Angell, Joseph K. (Joseph Kinnicut), 1794-1857
Joseph K. Angell (1794-1857) of Providence was one of America’s foremost legal scholars of his era. Most of his many legal treatises dealt with changes in the law occasioned by the transformation of the American economy from a commercial to an industrial base, and he was the nation’s leading authority on riparian law. Angell also assisted Thomas Dorr in the development of the doctrine of popular constituent sovereignty upon which the People’s Constitution was based. That treatise entitled “The Right of the People to Form a Constitution,” otherwise known as the “Nine Lawyers’ Opinion” is the most cogent and learned statement of the ideology of the Dorr Rebellion.

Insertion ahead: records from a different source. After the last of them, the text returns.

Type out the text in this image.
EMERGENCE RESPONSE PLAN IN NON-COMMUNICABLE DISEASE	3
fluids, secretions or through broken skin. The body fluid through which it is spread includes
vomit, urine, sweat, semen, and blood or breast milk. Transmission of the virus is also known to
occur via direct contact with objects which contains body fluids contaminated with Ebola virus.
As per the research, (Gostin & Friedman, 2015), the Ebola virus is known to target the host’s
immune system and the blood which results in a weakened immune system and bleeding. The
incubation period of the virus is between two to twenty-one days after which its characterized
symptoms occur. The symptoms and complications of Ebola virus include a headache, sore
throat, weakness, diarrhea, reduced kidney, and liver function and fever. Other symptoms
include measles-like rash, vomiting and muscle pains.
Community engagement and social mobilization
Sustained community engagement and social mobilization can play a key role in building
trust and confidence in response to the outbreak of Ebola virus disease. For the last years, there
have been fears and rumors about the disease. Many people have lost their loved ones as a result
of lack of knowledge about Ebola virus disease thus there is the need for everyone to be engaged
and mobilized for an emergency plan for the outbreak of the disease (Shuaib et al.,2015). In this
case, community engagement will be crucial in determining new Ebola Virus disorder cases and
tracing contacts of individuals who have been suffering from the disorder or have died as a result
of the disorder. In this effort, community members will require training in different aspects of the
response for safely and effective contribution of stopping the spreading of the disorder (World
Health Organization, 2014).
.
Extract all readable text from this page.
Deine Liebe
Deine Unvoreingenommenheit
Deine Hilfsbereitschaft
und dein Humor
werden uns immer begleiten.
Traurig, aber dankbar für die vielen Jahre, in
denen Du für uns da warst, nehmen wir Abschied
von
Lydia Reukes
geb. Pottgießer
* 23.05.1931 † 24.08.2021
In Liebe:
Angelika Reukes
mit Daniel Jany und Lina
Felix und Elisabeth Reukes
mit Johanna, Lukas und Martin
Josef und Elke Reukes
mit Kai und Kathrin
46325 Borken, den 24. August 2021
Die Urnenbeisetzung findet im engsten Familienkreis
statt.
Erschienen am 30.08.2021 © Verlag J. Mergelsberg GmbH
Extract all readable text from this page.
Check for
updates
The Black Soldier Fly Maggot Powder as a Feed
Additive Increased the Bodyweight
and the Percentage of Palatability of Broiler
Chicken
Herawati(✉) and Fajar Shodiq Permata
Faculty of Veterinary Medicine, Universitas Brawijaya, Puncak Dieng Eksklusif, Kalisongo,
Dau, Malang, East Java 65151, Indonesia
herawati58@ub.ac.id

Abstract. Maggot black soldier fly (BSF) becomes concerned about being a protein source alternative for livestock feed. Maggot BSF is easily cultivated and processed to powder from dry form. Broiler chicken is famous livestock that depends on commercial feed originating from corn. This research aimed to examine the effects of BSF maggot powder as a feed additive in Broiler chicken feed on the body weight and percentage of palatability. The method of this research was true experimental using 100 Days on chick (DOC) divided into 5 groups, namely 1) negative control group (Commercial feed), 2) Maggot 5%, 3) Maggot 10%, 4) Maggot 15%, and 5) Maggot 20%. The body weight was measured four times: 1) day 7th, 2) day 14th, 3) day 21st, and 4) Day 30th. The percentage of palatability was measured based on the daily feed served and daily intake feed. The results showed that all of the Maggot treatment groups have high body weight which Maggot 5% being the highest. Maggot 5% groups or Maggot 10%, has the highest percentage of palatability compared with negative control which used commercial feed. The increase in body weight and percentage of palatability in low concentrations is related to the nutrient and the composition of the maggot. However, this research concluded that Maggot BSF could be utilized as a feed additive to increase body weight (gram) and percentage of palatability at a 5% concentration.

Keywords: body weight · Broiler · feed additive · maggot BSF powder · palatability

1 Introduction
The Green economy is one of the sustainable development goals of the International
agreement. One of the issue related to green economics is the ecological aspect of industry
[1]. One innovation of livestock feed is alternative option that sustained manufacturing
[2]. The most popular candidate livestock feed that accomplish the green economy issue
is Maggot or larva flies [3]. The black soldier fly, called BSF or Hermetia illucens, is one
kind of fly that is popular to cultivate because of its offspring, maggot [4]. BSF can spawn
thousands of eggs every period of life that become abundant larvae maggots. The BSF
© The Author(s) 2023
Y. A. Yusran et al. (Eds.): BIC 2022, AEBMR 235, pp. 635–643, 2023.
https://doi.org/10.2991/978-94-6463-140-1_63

Joseph, the son of Nathan Angell, a storekeeper, and Amy Kinnicutt, graduated from Brown University in 1813 and then studied law at the famous law school run by Tapping Reeve in Litchfield, Connecticut. Upon his return to Providence, he clerked for Thomas Burgess, a future mayor of the city.
After a two-year sojourn in London, Angell embarked upon a career as a legal theorist and writer of legal treatises and from 1824 he produced a steady stream of books that attempted to meet the dramatic transformation in Rhode Island and America from an agricultural and commercial to an industrial economy. His first book, Treatise on the Common Law in Relation to Watercourses (1824), examined rivers as a source of power for mills. Angell followed this effort with a series of works that were designed to provide both a history and a summary of legal developments in the forms of business organization and the methods for the transportation of goods. He dealt with the rights of property in tidewaters (1826), eminent domain (1847), state taxation of corporations (1837), the law of common carriers (1849), the law of highways (1857), and the law of fire and life insurance (1854). These works exerted a significant influence on the development of American law and were widely praised by contemporary legal scholars.
In the March term of 1845, Angell was appointed as the first reporter for the Supreme Court of Rhode Island. His summaries of the high court’s decisions appeared in pamphlet form in July, 1847 and consisted of cases decided as early as 1828 when the Court had been reorganized and its justices were required to be learned and professional. Angell also prepared a second volume before resigning in 1849.
Angell, who never married, died suddenly in Boston, where he had traveled for business, on May 1, 1857, one day after observing his sixty-third birthday.